La sperimentazione triestina non è isolata: il Comune di Bologna , la Città Metropolitana e la Fondazione Innovazione Urbana hanno condiviso e pubblicato un documento “Bologna riparte”(ottobre 2020) che prefigura le azioni necessarie per una riorganizzazione del welfare duramente compromesso dalla pandemia. Il capitolo sulla sanità ricalca la filosofia delle “microaree”, mira alla realizzazione di un forte senso di comunità e di appartenenza al territorio:  “se la malattia trova una sua risposta nei presidi sanitari, la salute trova la sua promozione nell’azione su condizioni e relazioni sociali di vita” (pg. 45).

Costruzione di comunità, quartiere, prossimità, prevenzione: sono queste le parole chiave per una riorganizzazione territoriale del sistema socio-sanitario nazionale in una dimensione intersettoriale e interdisciplinare nel cui ambito le scuole di quartiere possono avere una funzione primaria e bambini e ragazzi possono fruire di servizi sanitari integrati che abbiano il loro fondamento nella vita, nelle relazioni umane e sociali.(1)
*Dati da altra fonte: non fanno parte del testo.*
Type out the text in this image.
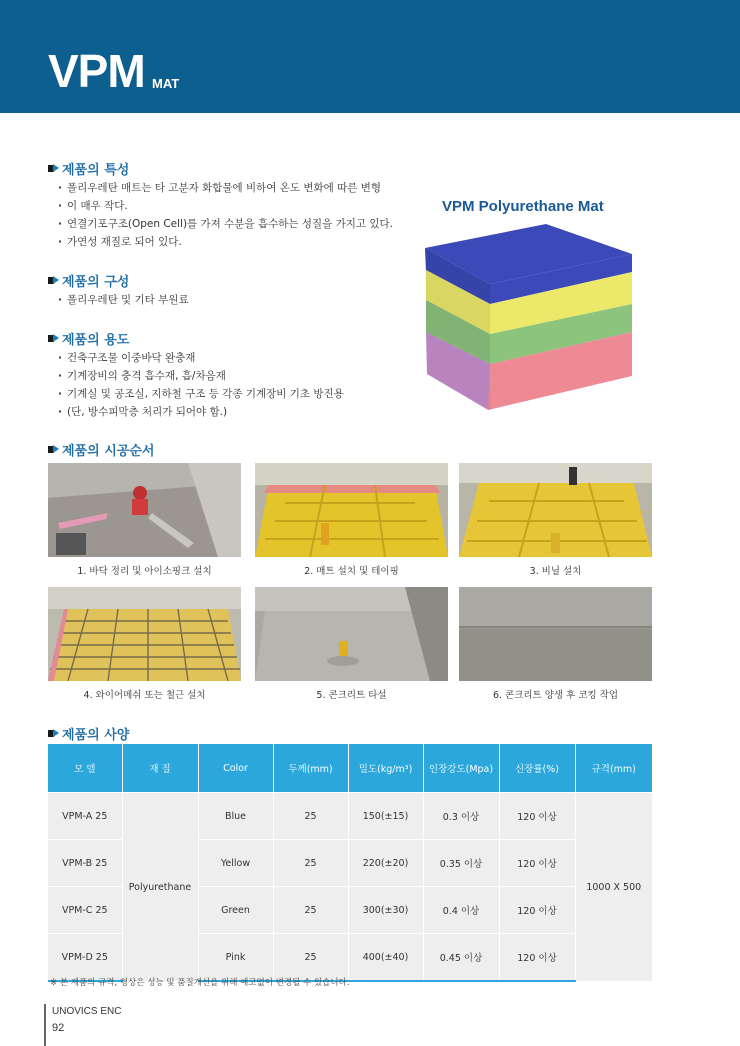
VPM MAT
제품의 특성
· 폴리우레탄 매트는 타 고분자 화합물에 비하여 온도 변화에 따른 변형
· 이 매우 작다.
· 연결기포구조(Open Cell)를 가져 수분을 흡수하는 성질을 가지고 있다.
· 가연성 재질로 되어 있다.
제품의 구성
· 폴리우레탄 및 기타 부원료
제품의 용도
· 건축구조물 이중바닥 완충재
· 기계장비의 충격 흡수재, 흡/차음재
· 기계실 및 공조실, 지하철 구조 등 각종 기계장비 기초 방진용
· (단, 방수피막층 처리가 되어야 함.)
VPM Polyurethane Mat
제품의 시공순서
1. 바닥 정리 및 아이소핑크 설치	2. 매트 설치 및 테이핑	3. 비닐 설치
4. 와이어메쉬 또는 철근 설치	5. 콘크리트 타설	6. 콘크리트 양생 후 코킹 작업
제품의 사양
모 델	재 질	Color	두께(mm)	밀도(kg/m³)	인장강도(Mpa)	신장률(%)	규격(mm)
VPM-A 25	Polyurethane	Blue	25	150(±15)	0.3 이상	120 이상	1000 X 500
VPM-B 25		Yellow	25	220(±20)	0.35 이상	120 이상	
VPM-C 25		Green	25	300(±30)	0.4 이상	120 이상	
VPM-D 25		Pink	25	400(±40)	0.45 이상	120 이상	
※ 본 제품의 규격, 형상은 성능 및 품질개선을 위해 예고없이 변경될 수 있습니다.
UNOVICS ENC
92
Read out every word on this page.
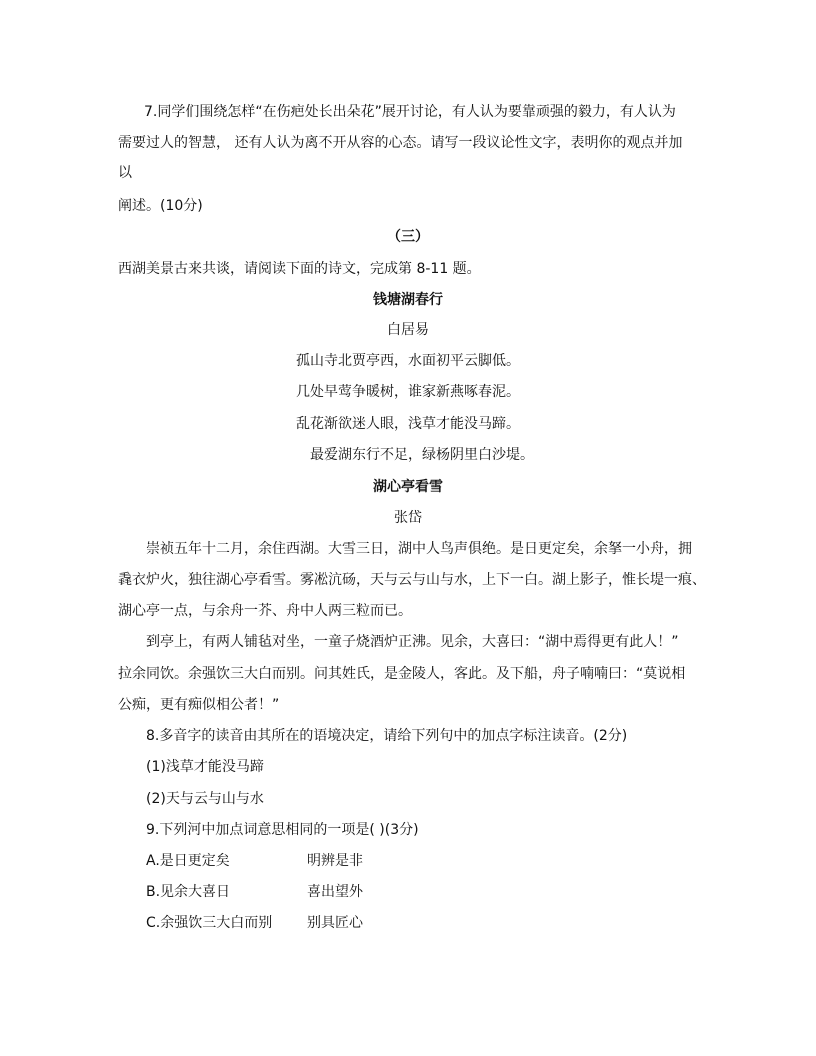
7.同学们围绕怎样“在伤疤处长出朵花”展开讨论，有人认为要靠顽强的毅力，有人认为
需要过人的智慧， 还有人认为离不开从容的心态。请写一段议论性文字，表明你的观点并加
以
阐述。(10分)
（三）
西湖美景古来共谈，请阅读下面的诗文，完成第 8-11 题。
钱塘湖春行
白居易
孤山寺北贾亭西，水面初平云脚低。
几处早莺争暖树，谁家新燕啄春泥。
乱花渐欲迷人眼，浅草才能没马蹄。
最爱湖东行不足，绿杨阴里白沙堤。
湖心亭看雪
张岱
崇祯五年十二月，余住西湖。大雪三日，湖中人鸟声俱绝。是日更定矣，余拏一小舟，拥
毳衣炉火，独往湖心亭看雪。雾凇沆砀，天与云与山与水，上下一白。湖上影子，惟长堤一痕、
湖心亭一点，与余舟一芥、舟中人两三粒而已。
到亭上，有两人铺毡对坐，一童子烧酒炉正沸。见余，大喜曰：“湖中焉得更有此人！”
拉余同饮。余强饮三大白而别。问其姓氏，是金陵人，客此。及下船，舟子喃喃曰：“莫说相
公痴，更有痴似相公者！”
8.多音字的读音由其所在的语境决定，请给下列句中的加点字标注读音。(2分)
(1)浅草才能没马蹄
(2)天与云与山与水
9.下列河中加点词意思相同的一项是( )(3分)
A.是日更定矣	明辨是非
B.见余大喜日	喜出望外
C.余强饮三大白而别 别具匠心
La città che cura: http://www.edizionialphabeta.it/it/Book/la-citta-che-cura/978-88-7223-313-9

Bologna riparte : https://www.fondazioneinnovazioneurbana.it/45-uncategorised/2452-online-il-rapporto-bologna-riparte-oltre-l-emergenza-coronavirus


(1) E’ confortante la posizione espressa dal Presidente Draghi nel suo primo discorso al Senato che riportiamo integralmente: 

Sulla base dell’esperienza dei mesi scorsi dobbiamo aprire un confronto a tutto campo sulla riforma della nostra sanità. Il punto centrale è rafforzare e ridisegnare la sanità territoriale, realizzando una forte rete di servizi di base (case della comunità, ospedali di comunità, consultori, centri di salute mentale, centri di prossimità contro la povertà sanitaria). È questa la strada per rendere realmente esigibili i “Livelli essenziali di assistenza” e affidare agli ospedali le esigenze sanitarie acute, post acute e riabilitative. La “casa come principale luogo di cura” è oggi possibile con la telemedicina, con l’assistenza domiciliare integrata.